My boy shot his first squirrel at 3. Always supervised until he could legally hunt on his own. When did you or your kids start with firearms? The libtards become barking moon bats over this idea. Kim Zolciak Defends 4-Year-Old Son Holding Dad's Gun


----------



## NotTooProudToHide (Nov 3, 2013)

When I was 7 or 8 I was allowed to squirrel hunt with my dad. After a couple trips of learning what to do and how to handle the gun I shot my first one. I guess you could say I was hooked, not so much on the hunting but on the guns and shooting.


----------



## sideKahr (Oct 15, 2014)

BB and pellet guns at around 6 y.o. My Dad let me hold his civil war pistol when I was very little, and it got me interested, but he was not a hunter, so I had limited contact with guns while growing up. When I could legally buy firearms on my own, I did.


----------



## RedLion (Sep 23, 2015)

I had free reign with a BB gun at age 5. About that time I also started shooting .22 and 410 with my Dad. I got both of my Daughters started off with a BB/Pellet gun at age 6 and by age 8 both were shooting .22's and my 9mm JR Carbine. Teach them young and teach them correctly.


----------



## rstanek (Nov 9, 2012)

Got my first gun when I was 8, a break action 20 gauge, started squirrel hunting when I was 6 , went with my older brother, my father past away when I was 5 , so my brother kind of took his place, I'm still alive today and I never shot anyone....


----------



## Smitty901 (Nov 16, 2012)

7 to 10


----------



## Chipper (Dec 22, 2012)

First BB gun at 6. Took it to show and tell on the school bus. First 22 not long after.
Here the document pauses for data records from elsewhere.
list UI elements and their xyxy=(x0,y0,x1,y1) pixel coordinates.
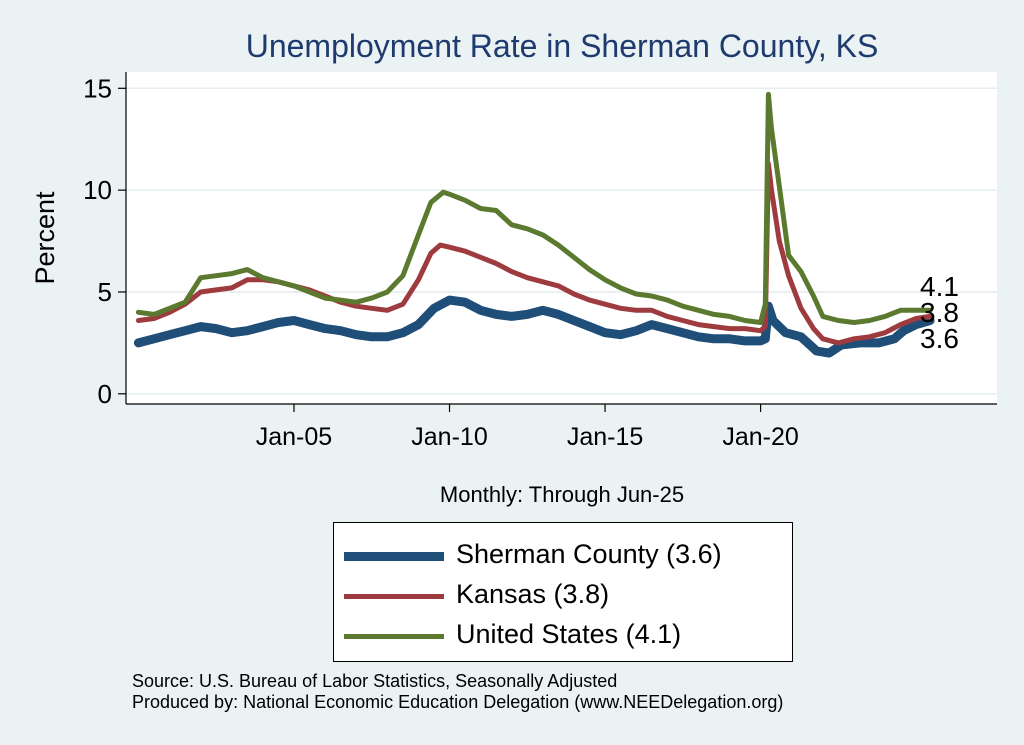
legend-swatch-kansas xyxy=(344,594,444,599)
legend-label-us: United States (4.1) xyxy=(456,619,682,649)
legend-swatch-us xyxy=(344,634,444,639)
legend-label-sherman: Sherman County (3.6) xyxy=(456,539,722,569)
legend-item-sherman: Sherman County (3.6) xyxy=(334,535,792,575)
legend-item-us: United States (4.1) xyxy=(334,615,792,655)
x-tick-label: Jan-05 xyxy=(256,423,332,451)
x-tick-label: Jan-15 xyxy=(567,423,643,451)
produced-line: Produced by: National Economic Education… xyxy=(132,692,784,712)
x-axis-label: Monthly: Through Jun-25 xyxy=(440,482,684,507)
legend-label-kansas: Kansas (3.8) xyxy=(456,579,610,609)
y-tick-label: 5 xyxy=(98,277,112,307)
x-tick-label: Jan-20 xyxy=(722,423,798,451)
legend-swatch-sherman xyxy=(344,552,444,561)
series-line-united-states xyxy=(135,91,933,325)
end-value-label: 3.6 xyxy=(920,323,959,354)
y-tick-label: 10 xyxy=(83,175,112,205)
legend: Sherman County (3.6) Kansas (3.8) United… xyxy=(333,522,793,662)
end-value-label: 4.1 xyxy=(920,271,959,302)
end-value-label: 3.8 xyxy=(920,297,959,328)
plot-area xyxy=(126,72,997,404)
series-line-sherman-county xyxy=(133,295,935,358)
legend-item-kansas: Kansas (3.8) xyxy=(334,575,792,615)
source-line: Source: U.S. Bureau of Labor Statistics,… xyxy=(132,671,618,691)
x-tick-label: Jan-10 xyxy=(411,423,487,451)
y-tick-label: 0 xyxy=(98,379,112,409)
y-tick-label: 15 xyxy=(83,73,112,103)
y-axis-label: Percent xyxy=(30,191,60,285)
source-note: Source: U.S. Bureau of Labor Statistics,… xyxy=(132,671,783,713)
chart-title: Unemployment Rate in Sherman County, KS xyxy=(246,28,879,64)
Shot my first deer by myself, not holding dad's hand at 11. Every person is different and should be treated according to their maturity. 

I drove by the college the other day a saw a bunch of 20 something's that I wouldn't trust with a sling shot.


----------



## Coastie dad (Jan 2, 2016)

Son started at 5 with a bb gun, then by 7 he was shooting a .32 caliber muzzleloader. From there, it went downhill. He pretty much believes any gun worth having has a 4 in its caliber. He finally broke down and bought an AR just because.

The oldest granddaughter started at 6 with a bb gun, and has a cricket, but we have to sneak around because momma is an anti gun dipshit, and daddy is afraid momma will find out. When my son found out his niece fired the AR he was proud.
When daddy (stepson) found out, he almost wet himself at the thought momma would find out!:vs_lol:


----------